1850. Jacob Hayes, long a leading police officer of New York, died. His notoriety was very great.

1852. Mary Ann Clarke died at Boulogne, in France, aged 74; the notorious mistress of the duke of York, to whose name, for a time, much consequence was given, in parliament and in London society, by the charges against the duke in 1809.
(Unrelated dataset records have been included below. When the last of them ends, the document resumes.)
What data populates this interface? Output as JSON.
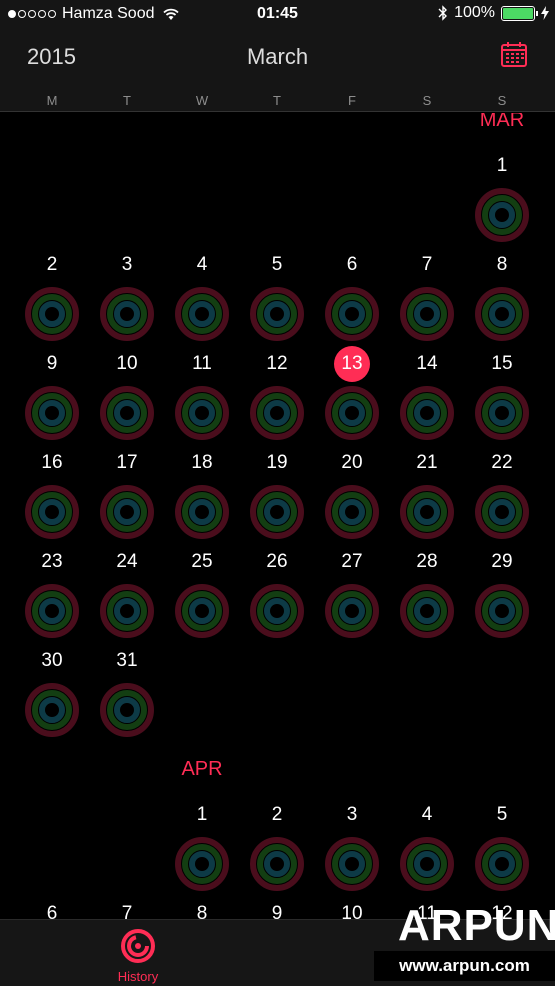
{
  "status_bar": {
    "carrier": "Hamza Sood",
    "time": "01:45",
    "battery": "100%",
    "signal_dots_filled": 1,
    "signal_dots_total": 5
  },
  "nav": {
    "year": "2015",
    "month": "March",
    "calendar_icon": "calendar-icon"
  },
  "weekdays": [
    "M",
    "T",
    "W",
    "T",
    "F",
    "S",
    "S"
  ],
  "today": "13",
  "march": {
    "label": "MAR",
    "rows": [
      [
        "",
        "",
        "",
        "",
        "",
        "",
        "1"
      ],
      [
        "2",
        "3",
        "4",
        "5",
        "6",
        "7",
        "8"
      ],
      [
        "9",
        "10",
        "11",
        "12",
        "13",
        "14",
        "15"
      ],
      [
        "16",
        "17",
        "18",
        "19",
        "20",
        "21",
        "22"
      ],
      [
        "23",
        "24",
        "25",
        "26",
        "27",
        "28",
        "29"
      ],
      [
        "30",
        "31",
        "",
        "",
        "",
        "",
        ""
      ]
    ]
  },
  "april": {
    "label": "APR",
    "rows": [
      [
        "",
        "",
        "1",
        "2",
        "3",
        "4",
        "5"
      ],
      [
        "6",
        "7",
        "8",
        "9",
        "10",
        "11",
        "12"
      ]
    ]
  },
  "tab_bar": {
    "history_label": "History",
    "history_icon": "activity-rings-icon"
  },
  "watermark": {
    "logo": "ARPUN",
    "url": "www.arpun.com"
  },
  "colors": {
    "accent": "#ff2d55",
    "ring_move": "#4a0d1c",
    "ring_exercise": "#133e12",
    "ring_stand": "#0d3a46",
    "battery": "#4cd964"
  }
}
1853. A boat's crew from the Austrian brig-of-war Huzzar, lying in the harbor of Smyrna, seized in that port a Hungarian refugee, named Martin Koszta, and carried him to the ship. The populace, excited by the outrage attacked three Austrian officers, of whom two were slain. Koszta having protection, in virtue of his primary declaration of an intention of becoming an American citizen, captain Ingraham, of the American sloop-of-war St. Louis demanded his release. The affair caused a good deal of excitement throughout the civilized world. (See [July 2].)

JUNE 22.

168 B. C. Battle of Pydna; Perseus, the last king of Macedon, defeated by the Romans under Paulus Æmylius, who brought to Rome a great number of books and manuscripts. The date is settled by an eclipse which happened the preceding night. This battle terminated the independence of a country which had seen a succession of thirty legitimate monarchs and eight usurpers, since its foundation by Caranus 814 B. C., six years after the fall of Assyria.

431. Third Œcumenical council assembled at Ephesus, to execute the decree of pope Celestine as to the heresy of Nestorius. He was deposed from his see and banished to an oasis.

1191. A remarkable eclipse of the sun, when the crusaders were at Acre, at 8 o'clock in the morning. In that year a parhelion appeared undistinguishable by the naked eye from the real sun.

1298. Battle of Falkirk; Edward I with 80,000 English defeated the Scottish army under Wallace, with great slaughter.

1415. John Huss, a Bohemian clergyman who had adopted the opinions of Wickliff, was burnt at the stake.

1476. Battle of Morat, in Switzerland, and defeat of Charles the Bold, duke of Burgundy. Philip de Comines, speaking of this celebrated conflict for liberty, mentions arquebusiers as troops.